Comme toute crise, la pandémie de la Covid-19 crée de nombreux défis pour les dirigeants et les administrateurs de sociétés. Les membres du conseil d’administration et les directeurs généraux doivent désormais prendre des décisions clés avec célérité – la pandémie étant inédite et évolutive –, tout en étant soumis à une pression importante aux fins de réussir, et ayant souvent à faire face à des difficultés d’approvisionnement auprès de certains de leurs fournisseurs et à une baisse de la demande pour leurs propres produits. En outre, la direction générale doit être en mesure de réagir aux consignes sanitaires, y compris d’éventuelles obligations de télétravail, d’horaires décalés, voire de confinement, induisant que les sociétés peuvent ne plus être en mesure d’avoir pleinement recours à leur main d’œuvre, y compris en cas d’augmentation d’arrêts maladie liés à la pandémie. Les difficultés sont nombreuses !

Une fois la pandémie terminée, les mandataires sociaux risquent d’être confrontés à l’appréciation de la manière dont ils auront relevé ces défis ; c’est alors que des critiques pourraient être émises. L’expérience montre que de nombreuses décisions prises pendant une crise sont remises en question peu après la fin de celle-ci, à l’aune du temps additionnel offert pour la réflexion et en connaissant les conséquences des décisions prises, autrement dit d’être dans une posture de constat et non pas dans une logique prospective. En conséquence, les mandataires sociaux peuvent être amenés à devoir justifier leurs décisions.

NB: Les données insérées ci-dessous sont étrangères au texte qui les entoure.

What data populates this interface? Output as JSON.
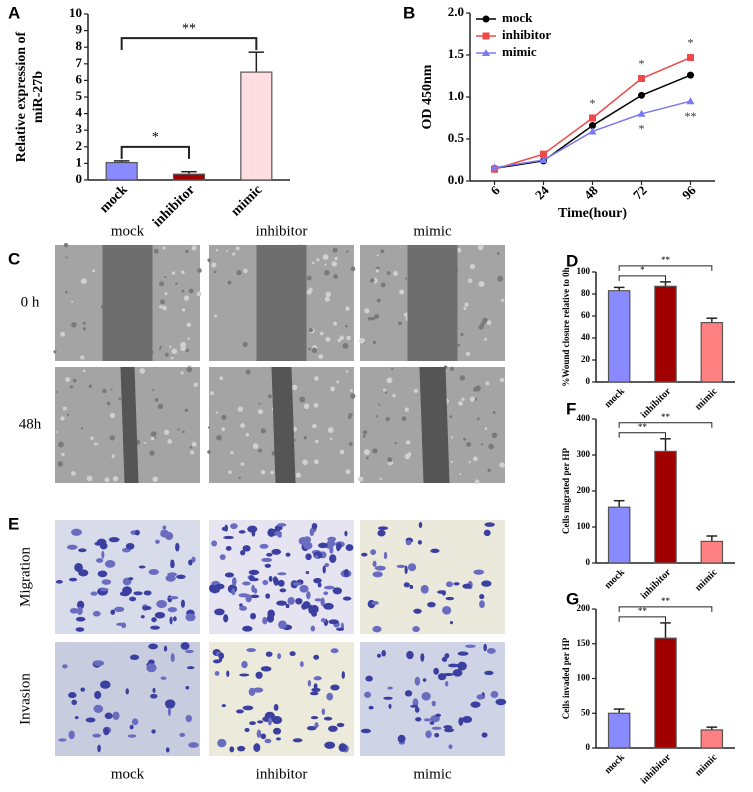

Les mandataires sociaux risquent d’être confrontés à l’appréciation de la manière dont ils auront relevé les défis auxquels leurs sociétés font face

Le cadre juridique général applicable aux décisions des mandataires sociaux s’applique également à celles prises pendant une crise, et leurs obligations de prudence et de diligence demeurent, ce qui amène à s’interroger sur les moyens par lesquels les mandataires sociaux peuvent se protéger contre d’éventuelles contestations. 

L’intérêt social, un impératif à documenter

Cette boussole qu’est l’intérêt social doit continuer à guider les prises de décisions sociales. Les mandataires sociaux doivent respecter les exigences de chacun des États dont la législation serait applicable. Leur esprit entrepreneurial ne doit pas être suspendu le temps de la crise : s’ils considèrent raisonnablement qu’ils agissent dans l’intérêt de leur société, tout en s’étant assurés de disposer des informations pertinentes et nécessaires pour asseoir leur décision, ils doivent pouvoir continuer de gérer celle-ci par les actions qu’ils déterminent. Ils doivent d’autant moins être paralysés par la crise que l’absence de décision pourrait leur être reprochée, telle l’absence de développement d’un nouveau marché ou de concrétisation d’une opportunité de croissance externe.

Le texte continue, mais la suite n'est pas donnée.